The Pediatric Therapy Center is an occupational therapy center based in Nebraska, and their concern seems to echo that of other occupational and physical therapists, as well as chiropractors. One chiropractor, Ryan Curda, DC, expanded on the cause for concern to SheKnows:
Curda says the position limits the need for a toddler to develop trunk stability while they focus on other things. That stability is necessary for developing balance and coordination, which is why the position can be linked to developmental delays.
“Unfortunately, this leads to further trunk instability and delays the development of proper balance, cross body movements, and even playing across the midline on table-top activities,” says Curda.
What The Doctors Have To Say
As important as the proper development of muscles and joints is, as the mother of a child who will often sit in the “W” shape, I was relieved to read that medical doctors generally don’t share the same sense of alarm.
Today interviewed Dr. Eduardo Novais, an orthopedic surgeon at Boston Children’s Hospital, and Dr. Jennifer Weiss, a pediatric orthopedic surgeon at Kaiser Permanente in Los Angeles. Their consensus? It’s not really that big of a deal.
Weiss told Today that, in her opinion, parents should “absolutely not” worry. “I have no problem with a child W-sitting,” she said. “They’re not going to change the shape of their legs. They’re not going to change their alignment by sitting like that. They’re just responding to their natural anatomy.”
Novais agreed, however he made the important distinction that while it’s “common for normal, healthy kids to sit in a W position,” doctors “also see W sitting in kids who have other disorders.”
When To Really Be Concerned
Dr.

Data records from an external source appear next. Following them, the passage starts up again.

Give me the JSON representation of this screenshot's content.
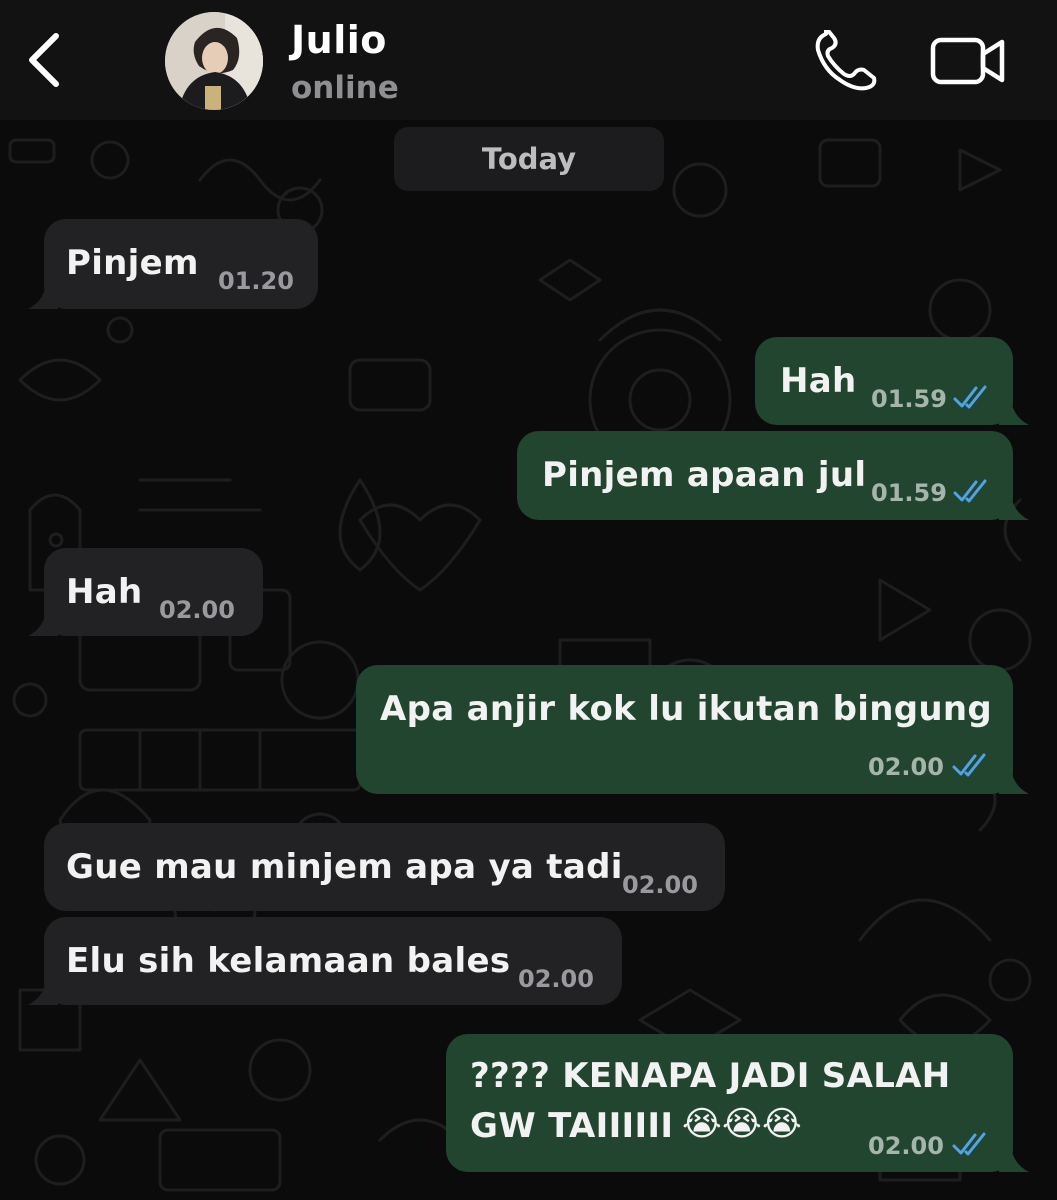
{
  "header": {
    "contact_name": "Julio",
    "contact_status": "online"
  },
  "date_chip": "Today",
  "messages": [
    {
      "direction": "incoming",
      "text": "Pinjem",
      "time": "01.20"
    },
    {
      "direction": "outgoing",
      "text": "Hah",
      "time": "01.59",
      "status": "read"
    },
    {
      "direction": "outgoing",
      "text": "Pinjem apaan jul",
      "time": "01.59",
      "status": "read"
    },
    {
      "direction": "incoming",
      "text": "Hah",
      "time": "02.00"
    },
    {
      "direction": "outgoing",
      "text": "Apa anjir kok lu ikutan bingung",
      "time": "02.00",
      "status": "read"
    },
    {
      "direction": "incoming",
      "text": "Gue mau minjem apa ya tadi",
      "time": "02.00"
    },
    {
      "direction": "incoming",
      "text": "Elu sih kelamaan bales",
      "time": "02.00"
    },
    {
      "direction": "outgoing",
      "text_line1": "???? KENAPA JADI SALAH",
      "text_line2": "GW TAIIIIII",
      "emojis": "😭😭😭",
      "time": "02.00",
      "status": "read"
    }
  ],
  "colors": {
    "background": "#0b0b0b",
    "header": "#121212",
    "incoming_bubble": "#222224",
    "outgoing_bubble": "#22452f",
    "read_ticks": "#4fa3e6"
  },
  "icons": [
    "back-chevron-icon",
    "phone-icon",
    "video-camera-icon",
    "double-check-icon"
  ]
}
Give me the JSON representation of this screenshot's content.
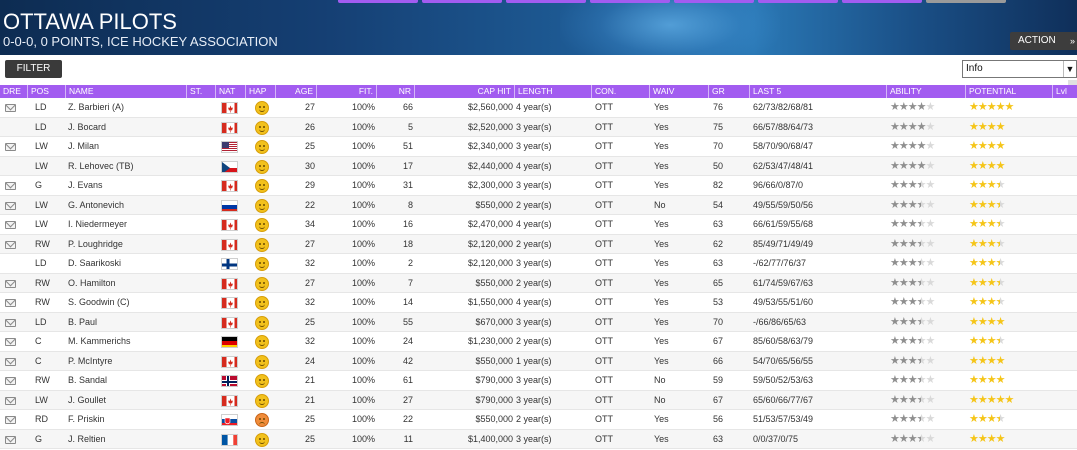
{
  "header": {
    "title": "OTTAWA PILOTS",
    "subtitle": "0-0-0, 0 POINTS, ICE HOCKEY ASSOCIATION",
    "action_label": "ACTION",
    "action_chevron": "»"
  },
  "toolbar": {
    "filter_label": "FILTER",
    "view_select_value": "Info"
  },
  "colors": {
    "accent": "#a25cf0",
    "header_dark": "#0d2c52",
    "star_gold": "#f5c518",
    "star_grey": "#8f8f8f"
  },
  "columns": [
    "DRE",
    "POS",
    "NAME",
    "ST.",
    "NAT",
    "HAP",
    "AGE",
    "FIT.",
    "NR",
    "CAP HIT",
    "LENGTH",
    "CON.",
    "WAIV",
    "GR",
    "LAST 5",
    "ABILITY",
    "POTENTIAL",
    "Lvl"
  ],
  "players": [
    {
      "dre": true,
      "pos": "LD",
      "name": "Z. Barbieri (A)",
      "nat": "CAN",
      "hap": "happy",
      "age": "27",
      "fit": "100%",
      "nr": "66",
      "cap": "$2,560,000",
      "len": "4 year(s)",
      "con": "OTT",
      "waiv": "Yes",
      "gr": "76",
      "last5": "62/73/82/68/81",
      "ability": 4,
      "potential": 5
    },
    {
      "dre": false,
      "pos": "LD",
      "name": "J. Bocard",
      "nat": "CAN",
      "hap": "happy",
      "age": "26",
      "fit": "100%",
      "nr": "5",
      "cap": "$2,520,000",
      "len": "3 year(s)",
      "con": "OTT",
      "waiv": "Yes",
      "gr": "75",
      "last5": "66/57/88/64/73",
      "ability": 4,
      "potential": 4
    },
    {
      "dre": true,
      "pos": "LW",
      "name": "J. Milan",
      "nat": "USA",
      "hap": "happy",
      "age": "25",
      "fit": "100%",
      "nr": "51",
      "cap": "$2,340,000",
      "len": "3 year(s)",
      "con": "OTT",
      "waiv": "Yes",
      "gr": "70",
      "last5": "58/70/90/68/47",
      "ability": 4,
      "potential": 4
    },
    {
      "dre": false,
      "pos": "LW",
      "name": "R. Lehovec (TB)",
      "nat": "CZE",
      "hap": "happy",
      "age": "30",
      "fit": "100%",
      "nr": "17",
      "cap": "$2,440,000",
      "len": "4 year(s)",
      "con": "OTT",
      "waiv": "Yes",
      "gr": "50",
      "last5": "62/53/47/48/41",
      "ability": 4,
      "potential": 4
    },
    {
      "dre": true,
      "pos": "G",
      "name": "J. Evans",
      "nat": "CAN",
      "hap": "happy",
      "age": "29",
      "fit": "100%",
      "nr": "31",
      "cap": "$2,300,000",
      "len": "3 year(s)",
      "con": "OTT",
      "waiv": "Yes",
      "gr": "82",
      "last5": "96/66/0/87/0",
      "ability": 3.5,
      "potential": 3.5
    },
    {
      "dre": true,
      "pos": "LW",
      "name": "G. Antonevich",
      "nat": "RUS",
      "hap": "happy",
      "age": "22",
      "fit": "100%",
      "nr": "8",
      "cap": "$550,000",
      "len": "2 year(s)",
      "con": "OTT",
      "waiv": "No",
      "gr": "54",
      "last5": "49/55/59/50/56",
      "ability": 3.5,
      "potential": 3.5
    },
    {
      "dre": true,
      "pos": "LW",
      "name": "I. Niedermeyer",
      "nat": "CAN",
      "hap": "happy",
      "age": "34",
      "fit": "100%",
      "nr": "16",
      "cap": "$2,470,000",
      "len": "4 year(s)",
      "con": "OTT",
      "waiv": "Yes",
      "gr": "63",
      "last5": "66/61/59/55/68",
      "ability": 3.5,
      "potential": 3.5
    },
    {
      "dre": true,
      "pos": "RW",
      "name": "P. Loughridge",
      "nat": "CAN",
      "hap": "happy",
      "age": "27",
      "fit": "100%",
      "nr": "18",
      "cap": "$2,120,000",
      "len": "2 year(s)",
      "con": "OTT",
      "waiv": "Yes",
      "gr": "62",
      "last5": "85/49/71/49/49",
      "ability": 3.5,
      "potential": 3.5
    },
    {
      "dre": false,
      "pos": "LD",
      "name": "D. Saarikoski",
      "nat": "FIN",
      "hap": "happy",
      "age": "32",
      "fit": "100%",
      "nr": "2",
      "cap": "$2,120,000",
      "len": "3 year(s)",
      "con": "OTT",
      "waiv": "Yes",
      "gr": "63",
      "last5": "-/62/77/76/37",
      "ability": 3.5,
      "potential": 3.5
    },
    {
      "dre": true,
      "pos": "RW",
      "name": "O. Hamilton",
      "nat": "CAN",
      "hap": "happy",
      "age": "27",
      "fit": "100%",
      "nr": "7",
      "cap": "$550,000",
      "len": "2 year(s)",
      "con": "OTT",
      "waiv": "Yes",
      "gr": "65",
      "last5": "61/74/59/67/63",
      "ability": 3.5,
      "potential": 3.5
    },
    {
      "dre": true,
      "pos": "RW",
      "name": "S. Goodwin (C)",
      "nat": "CAN",
      "hap": "happy",
      "age": "32",
      "fit": "100%",
      "nr": "14",
      "cap": "$1,550,000",
      "len": "4 year(s)",
      "con": "OTT",
      "waiv": "Yes",
      "gr": "53",
      "last5": "49/53/55/51/60",
      "ability": 3.5,
      "potential": 3.5
    },
    {
      "dre": true,
      "pos": "LD",
      "name": "B. Paul",
      "nat": "CAN",
      "hap": "happy",
      "age": "25",
      "fit": "100%",
      "nr": "55",
      "cap": "$670,000",
      "len": "3 year(s)",
      "con": "OTT",
      "waiv": "Yes",
      "gr": "70",
      "last5": "-/66/86/65/63",
      "ability": 3.5,
      "potential": 4
    },
    {
      "dre": true,
      "pos": "C",
      "name": "M. Kammerichs",
      "nat": "GER",
      "hap": "happy",
      "age": "32",
      "fit": "100%",
      "nr": "24",
      "cap": "$1,230,000",
      "len": "2 year(s)",
      "con": "OTT",
      "waiv": "Yes",
      "gr": "67",
      "last5": "85/60/58/63/79",
      "ability": 3.5,
      "potential": 3.5
    },
    {
      "dre": true,
      "pos": "C",
      "name": "P. McIntyre",
      "nat": "CAN",
      "hap": "happy",
      "age": "24",
      "fit": "100%",
      "nr": "42",
      "cap": "$550,000",
      "len": "1 year(s)",
      "con": "OTT",
      "waiv": "Yes",
      "gr": "66",
      "last5": "54/70/65/56/55",
      "ability": 3.5,
      "potential": 4
    },
    {
      "dre": true,
      "pos": "RW",
      "name": "B. Sandal",
      "nat": "NOR",
      "hap": "happy",
      "age": "21",
      "fit": "100%",
      "nr": "61",
      "cap": "$790,000",
      "len": "3 year(s)",
      "con": "OTT",
      "waiv": "No",
      "gr": "59",
      "last5": "59/50/52/53/63",
      "ability": 3.5,
      "potential": 4
    },
    {
      "dre": true,
      "pos": "LW",
      "name": "J. Goullet",
      "nat": "CAN",
      "hap": "happy",
      "age": "21",
      "fit": "100%",
      "nr": "27",
      "cap": "$790,000",
      "len": "3 year(s)",
      "con": "OTT",
      "waiv": "No",
      "gr": "67",
      "last5": "65/60/66/77/67",
      "ability": 3.5,
      "potential": 5
    },
    {
      "dre": true,
      "pos": "RD",
      "name": "F. Priskin",
      "nat": "SVK",
      "hap": "sad",
      "age": "25",
      "fit": "100%",
      "nr": "22",
      "cap": "$550,000",
      "len": "2 year(s)",
      "con": "OTT",
      "waiv": "Yes",
      "gr": "56",
      "last5": "51/53/57/53/49",
      "ability": 3.5,
      "potential": 3.5
    },
    {
      "dre": true,
      "pos": "G",
      "name": "J. Reltien",
      "nat": "FRA",
      "hap": "happy",
      "age": "25",
      "fit": "100%",
      "nr": "11",
      "cap": "$1,400,000",
      "len": "3 year(s)",
      "con": "OTT",
      "waiv": "Yes",
      "gr": "63",
      "last5": "0/0/37/0/75",
      "ability": 3.5,
      "potential": 4
    }
  ]
}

Novais said cases where further attention is required include those where—in addition to W-sitting—”you see your child develop a limp, a weakness in the lower extremities, or a pigeon-toed gait.” Hip dysplasia would be one concern in this situation, as well as hypotonia (low muscle tone).
What To Do
If you are concerned about your child’s W-sitting, be sure to broach the topic with your child’s pediatrician. While it’s common to see kids between the ages of 4 and 6 sitting in the W-position (Today reports that kids tend to stop sitting like this after age 8), there’s all sorts of research that supports the benefits tied to building a strong core. Among them? Less back pain and a lower risk of injury.
With that in mind, if you can help your child sit comfortably in a position other than W-sitting — with criss-crossed legs, for example, or legs together with feet out to the side — it could be something worth approaching.
If you do plan to correct your child’s W-sitting, the advice from one therapist rang most true with me and maybe it will for you as well:
“I have come across several articles recently that suggest that you tell your child NO or that you insist your child sit differently every time you find her sitting in the ‘W’ position,” Buffy Owens, GCFP, writes in this article on ConsciousMovements.com. “But I am here to say that the No-No approach deprives both you and your child of valuable learning.”
Instead, Owens suggests you engage your child in movement and poses that will help them strengthen the muscles that may be neglected when W-sitting. For example, encouraging children to climb or mimic the motions of animals can help develop body coordination. Check out the article for some of her recommendations on this front.
In other words, make it more about play and less about correction. Most importantly, find what works best for you and your child.